Me senté en mi playa de La Puntilla, apenas había amanecido, y el frío de estos días no me llegaba, estaba a gusto, mi cigarro me servía para calentarme algo, y aun así, me sentía a gusto en aquella soledad que buscaba en los últimos días.
Sabía cómo se sentían quienes no habían compartido mesa con sus familiares. Estaba solo. La cena de Navidad fue un éxito, al final, mis dos amigos, tan solos como yo, el perro y yo.
Cuando se marcharon, eso sí, respetando las normas, ya que me dejaron sobre las seis de la mañana, sentí una profunda nostalgia, se pasaría. Pero los días siguientes me levantaba temprano y me marchaba a lugares donde nadie me encontrase, a pensar. Pero hoy decidí volver a donde sabía que me encontraría.
El camino que se adentraba en el mar, su punta con aquella virgen y el olor a mar me reconfortaron, y allí me quedé, mirando el horizonte cercano, aspirando el aire puro y lleno de sal.
Había descubierto que la soledad en El Puerto era tan grata como la mejor de las fiestas. No necesitaba a nadie, ni describir lo que veía, solo lo que sentía, paz. Paz y nostalgia por los que había perdido, paz y tranquilidad. Respiré hondo y no pensé en nada, solo en mí, en mí y en el mar que me hablaba de todo y de nada.

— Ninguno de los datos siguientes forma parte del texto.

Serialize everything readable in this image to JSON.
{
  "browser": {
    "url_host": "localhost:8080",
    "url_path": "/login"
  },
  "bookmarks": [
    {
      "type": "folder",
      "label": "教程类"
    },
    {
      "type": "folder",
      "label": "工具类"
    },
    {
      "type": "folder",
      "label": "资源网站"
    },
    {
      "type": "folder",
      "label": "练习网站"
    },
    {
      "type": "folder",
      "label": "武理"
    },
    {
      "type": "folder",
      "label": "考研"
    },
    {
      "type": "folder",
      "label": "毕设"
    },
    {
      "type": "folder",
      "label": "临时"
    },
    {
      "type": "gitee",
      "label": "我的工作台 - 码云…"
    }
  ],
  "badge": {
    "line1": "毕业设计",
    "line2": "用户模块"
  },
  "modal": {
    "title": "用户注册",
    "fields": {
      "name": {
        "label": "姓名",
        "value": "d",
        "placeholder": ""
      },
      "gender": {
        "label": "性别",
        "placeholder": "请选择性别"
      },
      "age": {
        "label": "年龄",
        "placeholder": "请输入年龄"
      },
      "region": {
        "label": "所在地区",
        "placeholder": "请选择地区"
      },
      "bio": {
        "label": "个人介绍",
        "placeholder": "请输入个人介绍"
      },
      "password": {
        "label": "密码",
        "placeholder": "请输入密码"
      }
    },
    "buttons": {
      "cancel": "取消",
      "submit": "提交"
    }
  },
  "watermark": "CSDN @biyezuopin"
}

A veces estamos tan saturados de todo, tan cargados, que nos perdemos el vacío acogedor de vaciar la mente frente al mar. Me hermané con aquellas aguas, lloré, me dejé llevar. Una ráfaga de viento me arrancó mis lagrimas y las unió con el entorno, ahora ya era parte de El Puerto y de sus playas, mis lagrimas huecas, las que no obedecen a nada, las que ni son de tristeza ni de alegría, sino de necesidad, esas que ni queremos saber porque nos salen, se confundieron para siempre con el agua salada de El Puerto.
El año acababa, y mi entrada en la ciudad me parecía lejana, como lejano mi lugar de nacimiento. Me pase el dorso de la mano por la cara, me quité el agua de la nariz con dos dedos, y noté que me seguían saliendo de los ojos parte de mí, partes que el viento me seguía robando. Miré mi playa, mi Puerto, ya éramos solo uno, y supe que ya, por siempre, había encontrado mi sitio.